In consequence, during the first half of every evening, the bar became a ‘Who’s Who’ of British jazz, and the critics – whose enthusiasm for the local product had rather naturally cooled over the years – reappeared, their mutual enmity in no way impaired by the passage of time.
Among the musicians, Humph’s great height emerged from the surrounding animation, while from the general hubbub, the voice of Diz Disley, a fanatical Louis enthusiast, could be heard peppering his lyrical monologue with his favourite adjective.
We were out of town for the opening and it was several evenings later before I was able to leave the dusty and empty flat, and walk up Blantyre Street in the direction of Earl’s Court. It was very sunny, and even the railings of the Gents at the World’s End seemed made of gold. I walked all the way to the Empress Hall repeating to myself, over and over again, ‘I’m going to hear Louis Armstrong.’ That extraordinary hunger in the pit of the stomach, a sensation which even the idea of jazz had been able to induce in me in the early days, came back again. Louis Armstrong, who had been brought up in New Orleans, played with Oliver, accompanied Bessie Smith.

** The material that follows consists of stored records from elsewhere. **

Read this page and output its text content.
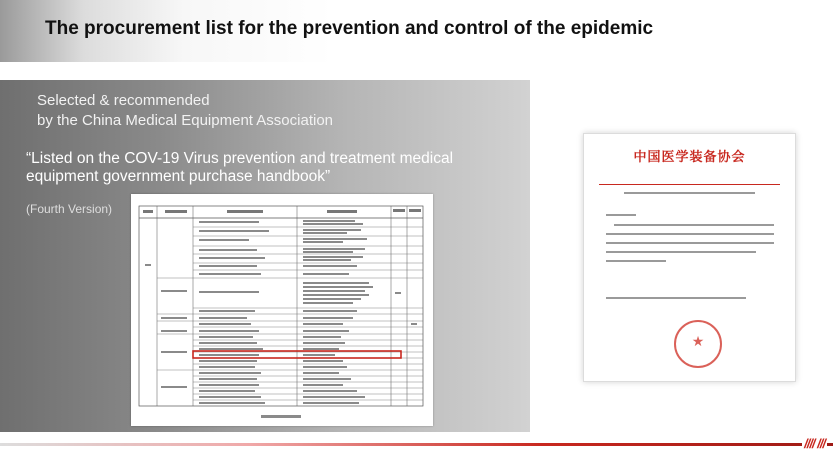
The procurement list for the prevention and control of the epidemic
Selected & recommended
by the China Medical Equipment Association
“Listed on the COV-19 Virus prevention and treatment medical equipment government purchase handbook”
(Fourth Version)
中国医学装备协会
★
//// ///
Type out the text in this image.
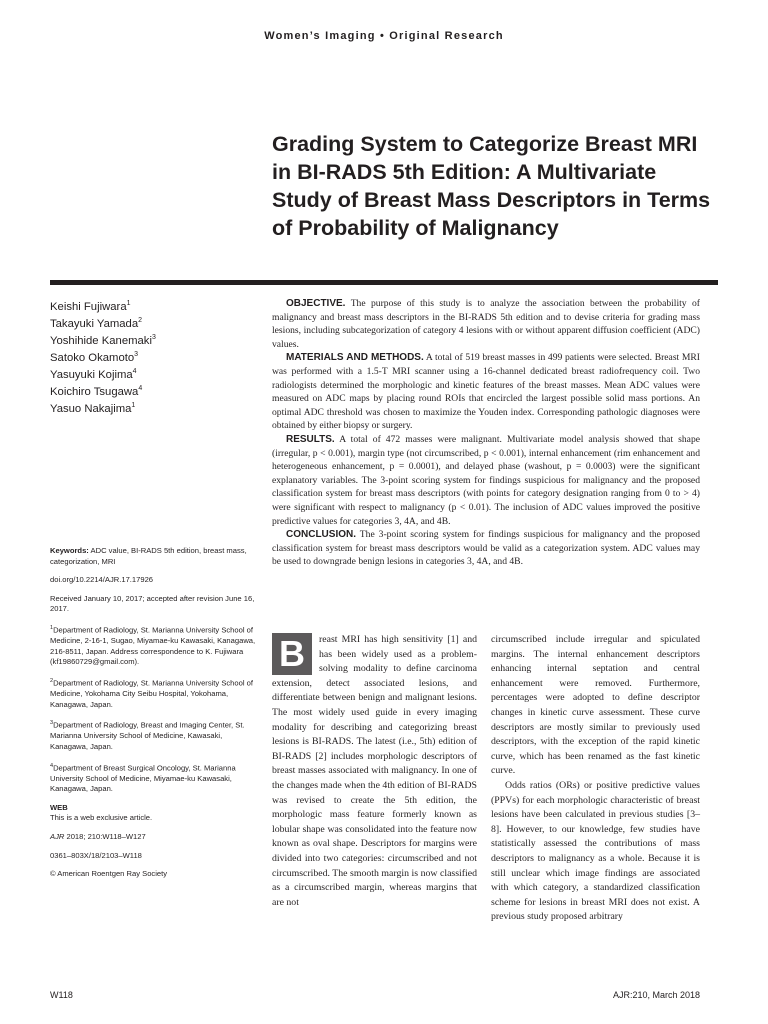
Women’s Imaging • Original Research
Grading System to Categorize Breast MRI in BI-RADS 5th Edition: A Multivariate Study of Breast Mass Descriptors in Terms of Probability of Malignancy
Keishi Fujiwara$^1$
Takayuki Yamada$^2$
Yoshihide Kanemaki$^3$
Satoko Okamoto$^3$
Yasuyuki Kojima$^4$
Koichiro Tsugawa$^4$
Yasuo Nakajima$^1$

OBJECTIVE. The purpose of this study is to analyze the association between the probability of malignancy and breast mass descriptors in the BI-RADS 5th edition and to devise criteria for grading mass lesions, including subcategorization of category 4 lesions with or without apparent diffusion coefficient (ADC) values.

MATERIALS AND METHODS. A total of 519 breast masses in 499 patients were selected. Breast MRI was performed with a 1.5-T MRI scanner using a 16-channel dedicated breast radiofrequency coil. Two radiologists determined the morphologic and kinetic features of the breast masses. Mean ADC values were measured on ADC maps by placing round ROIs that encircled the largest possible solid mass portions. An optimal ADC threshold was chosen to maximize the Youden index. Corresponding pathologic diagnoses were obtained by either biopsy or surgery.

RESULTS. A total of 472 masses were malignant. Multivariate model analysis showed that shape (irregular, p < 0.001), margin type (not circumscribed, p < 0.001), internal enhancement (rim enhancement and heterogeneous enhancement, p = 0.0001), and delayed phase (washout, p = 0.0003) were the significant explanatory variables. The 3-point scoring system for findings suspicious for malignancy and the proposed classification system for breast mass descriptors (with points for category designation ranging from 0 to > 4) were significant with respect to malignancy (p < 0.01). The inclusion of ADC values improved the positive predictive values for categories 3, 4A, and 4B.

CONCLUSION. The 3-point scoring system for findings suspicious for malignancy and the proposed classification system for breast mass descriptors would be valid as a categorization system. ADC values may be used to downgrade benign lesions in categories 3, 4A, and 4B.

Keywords: ADC value, BI-RADS 5th edition, breast mass, categorization, MRI

doi.org/10.2214/AJR.17.17926

Received January 10, 2017; accepted after revision June 16, 2017.

$^1$Department of Radiology, St. Marianna University School of Medicine, 2-16-1, Sugao, Miyamae-ku Kawasaki, Kanagawa, 216-8511, Japan. Address correspondence to K. Fujiwara (kf19860729@gmail.com).

$^2$Department of Radiology, St. Marianna University School of Medicine, Yokohama City Seibu Hospital, Yokohama, Kanagawa, Japan.

$^3$Department of Radiology, Breast and Imaging Center, St. Marianna University School of Medicine, Kawasaki, Kanagawa, Japan.

$^4$Department of Breast Surgical Oncology, St. Marianna University School of Medicine, Miyamae-ku Kawasaki, Kanagawa, Japan.

WEB
This is a web exclusive article.

AJR 2018; 210:W118–W127

0361–803X/18/2103–W118

© American Roentgen Ray Society

B	reast MRI has high sensitivity [1] and has been widely used as a problem-solving modality to define carcinoma extension, detect associated lesions, and differentiate between benign and malignant lesions. The most widely used guide in every imaging modality for describing and categorizing breast lesions is BI-RADS. The latest (i.e., 5th) edition of BI-RADS [2] includes morphologic descriptors of breast masses associated with malignancy. In one of the changes made when the 4th edition of BI-RADS was revised to create the 5th edition, the morphologic mass feature formerly known as lobular shape was consolidated into the feature now known as oval shape. Descriptors for margins were divided into two categories: circumscribed and not circumscribed. The smooth margin is now classified as a circumscribed margin, whereas margins that are not

circumscribed include irregular and spiculated margins. The internal enhancement descriptors enhancing internal septation and central enhancement were removed. Furthermore, percentages were adopted to define descriptor changes in kinetic curve assessment. These curve descriptors are mostly similar to previously used descriptors, with the exception of the rapid kinetic curve, which has been renamed as the fast kinetic curve.

Odds ratios (ORs) or positive predictive values (PPVs) for each morphologic characteristic of breast lesions have been calculated in previous studies [3–8]. However, to our knowledge, few studies have statistically assessed the contributions of mass descriptors to malignancy as a whole. Because it is still unclear which image findings are associated with which category, a standardized classification scheme for lesions in breast MRI does not exist. A previous study proposed arbitrary

W118	AJR:210, March 2018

Jazz is an impure art. There’s a great deal of romantic nostalgia involved. Even the early British bop musicians who used to sneer at our sentimentality have fallen into the trap. Minton’s has become their Storyville, Parker their Buddy Bolden.
After the interval the All-Stars, each to his own round of applause, climbed on to the platform and tuned up. The crackling American voice over the amplifying system requested our attention. The house lights died. A spotlight picked out the curtained entrance from which the boxers usually emerge on their way to the ring, and out stepped a small, surprisingly plump, Negro in evening dress who, accompanied by discreet chording from the distant band, advanced slowly down the gangway playing the opening chorus from ‘Sleepy Time Down South’. It was the most moving sound I ever heard in my life.
Later, of course, after I’d heard Armstrong several times both in London and the provinces, it was possible to make several criticisms: a very limited repertoire, too many vocals from Velma Middleton, a singer who made up in bulk what she lacked in swing, the ‘show-biz’ insincerity of some of Louis’ mugging, but nothing could destroy the magic of those first few phrases. How after all those years a man of his age could blow with such freshness, excitement and invention, and at the same time impose on every note his own inimitable stamp is beyond explanation. Furthermore, the fact that for at least thirty years he had had no real life, no centre, only a series of hotel rooms, planes, ships, concert halls, recording studios, and yet could evoke, night after night, a whole way of life that vanished before the end of the First World War seemed little short of miraculous – unless, as Andre Breton suggested, music is the most stupid of the arts.